§ Lord ELTONMy Lords, I beg leave to ask the second Question which stands in my name on the Order Paper.
§ The Question was as follows:
§ To ask Her Majesty's Government what steps they intend to take (subsequent to the publication of the Report of the Joint Committee of Inquiry into the case of Linda Godfrey) to increase the protection available to children at risk of non-accidental injury.
§ Lord WELLS-PESTELLMy Lords, my right honourable friends the Secretaries of State for Social Services and for the Home Department are anxious that the lessons of the tragic case of Lisa Godfrey should be widely known and are asking their professional advisers to take up with the authorities concerned the points raised in the Report. Since research into methods of identifying families where children may be at risk of non-accidential injury before such injury occurs is at an early stage, it is in practice the skill of professional workers that can best protect these children. For this reason, the Government have already taken a series of initiatives designed to increase alertness among all those concerned to the warning signs of injury and to the urgent action to be taken when suspicion is aroused.
§ Lord ELTONMy Lords, may I thank the noble Lord for his reply and for some of its encouraging content? Further, may I ask him whether there is any programme of Government research into predisposition to non-accidental injury to children, and what grants have been given in aid of research by non-Government agencies?
§ Lord WELLS-PESTELLMy Lords, the opinion of Her Majesty's Government is that this kind of research can better be undertaken by individuals who specialise in this field, and who have a wide and deep knowledge of the problem which is now before your Lordships' House. The noble Lord will know that the Government already support both research and therapeutic work. In 1974 the National Society for the Prevention of Cruelty to Children received a grant of £112,000 over a three-year period to fund the greater part of three special units to treat families in which children have been injured, as well as meeting the salaries of a play groups officer to work with such families, and of a research officer to evaluate the effectiveness of these units.
§ Lord ELTONMy Lords, while thanking the noble Lord for his further reply, may I ask him to accept that all Members of this House would welcome any generosity in the direction to which he refers? Does he accept that child battering is a self-reproducing phenomenon, that the child of a battered parent is likely to be a battered child? Consequently, will he accept that what is required is a 24-hour service to inject into the cycle the affection and care which is missing from it in both generations? This in an expensive arangement and will require a demand on funds.

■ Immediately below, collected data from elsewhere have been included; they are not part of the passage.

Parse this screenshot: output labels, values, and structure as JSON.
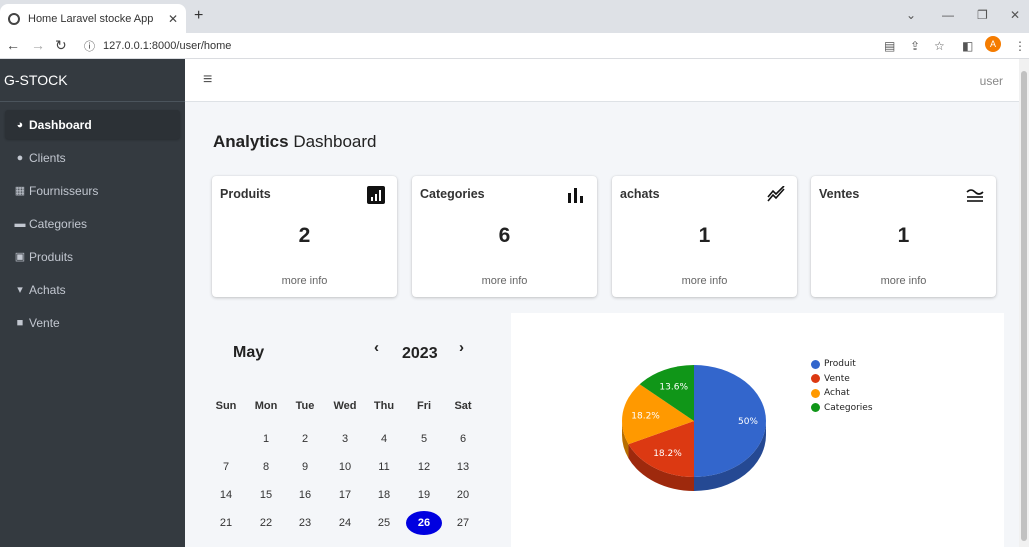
{
  "browser": {
    "tab_title": "Home Laravel stocke App",
    "url": "127.0.0.1:8000/user/home"
  },
  "sidebar": {
    "brand": "G-STOCK",
    "items": [
      {
        "label": "Dashboard",
        "icon": "dashboard-icon",
        "active": true
      },
      {
        "label": "Clients",
        "icon": "user-icon"
      },
      {
        "label": "Fournisseurs",
        "icon": "building-icon"
      },
      {
        "label": "Categories",
        "icon": "folder-icon"
      },
      {
        "label": "Produits",
        "icon": "gift-icon"
      },
      {
        "label": "Achats",
        "icon": "cart-icon"
      },
      {
        "label": "Vente",
        "icon": "truck-icon"
      }
    ]
  },
  "topnav": {
    "user": "user"
  },
  "page": {
    "title_bold": "Analytics",
    "title_rest": " Dashboard"
  },
  "cards": [
    {
      "title": "Produits",
      "value": "2",
      "more": "more info",
      "icon": "bar-chart-square-icon"
    },
    {
      "title": "Categories",
      "value": "6",
      "more": "more info",
      "icon": "bar-chart-icon"
    },
    {
      "title": "achats",
      "value": "1",
      "more": "more info",
      "icon": "trend-line-icon"
    },
    {
      "title": "Ventes",
      "value": "1",
      "more": "more info",
      "icon": "wave-lines-icon"
    }
  ],
  "calendar": {
    "month": "May",
    "year": "2023",
    "prev": "‹",
    "next": "›",
    "weekdays": [
      "Sun",
      "Mon",
      "Tue",
      "Wed",
      "Thu",
      "Fri",
      "Sat"
    ],
    "weeks": [
      [
        "",
        "1",
        "2",
        "3",
        "4",
        "5",
        "6"
      ],
      [
        "7",
        "8",
        "9",
        "10",
        "11",
        "12",
        "13"
      ],
      [
        "14",
        "15",
        "16",
        "17",
        "18",
        "19",
        "20"
      ],
      [
        "21",
        "22",
        "23",
        "24",
        "25",
        "26",
        "27"
      ]
    ],
    "today": "26"
  },
  "chart_data": {
    "type": "pie",
    "categories": [
      "Produit",
      "Vente",
      "Achat",
      "Categories"
    ],
    "values": [
      50,
      18.2,
      18.2,
      13.6
    ],
    "labels": [
      "50%",
      "18.2%",
      "18.2%",
      "13.6%"
    ],
    "colors": [
      "#3366cc",
      "#dc3912",
      "#ff9900",
      "#109618"
    ],
    "legend": "right"
  }
}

§ Lord WELLS-PESTELLMy Lords, that is perfectly true, but the noble Lord's suggestion as to what in many instances may cause the battering of children is only one factor. A number of others exist. These factors are at present being investigated by individual research people. If there is anything that the Government can do in financing research I am sure they will give sympathetic attention in the light of what has been happening.
§ Baroness ELLESMy Lords, may I ask whether the noble Lord's Department has consulted the European Social Fund 459 Committee? Some funds are being allocated for combating poverty, and I know that £2½ million is available for precisely this kind of scheme. Has an application been made by the Government in this connection?
§ Lord WELLS-PESTELLMy Lords, I am much obliged to the noble Baroness. I have no personal knowledge of this, but I shall draw the attention of my right honourable friend the Secretary of State to the noble Baroness's comments.
§ The Earl of ONSLOWMy Lords, in view of our differences on the Common Market, which of the two Secretaries of State, to which the noble Lord referred earlier—either for the Department of Health and Social Security or for the Home Office—will he consult?
§ Lord WELLS-PESTELLMy Lords, I hope that the noble Earl, and other noble Lords, would pay Secretaries of State the compliment of knowing, whatever their own personal views in this matter, that they can make a properly fair representation.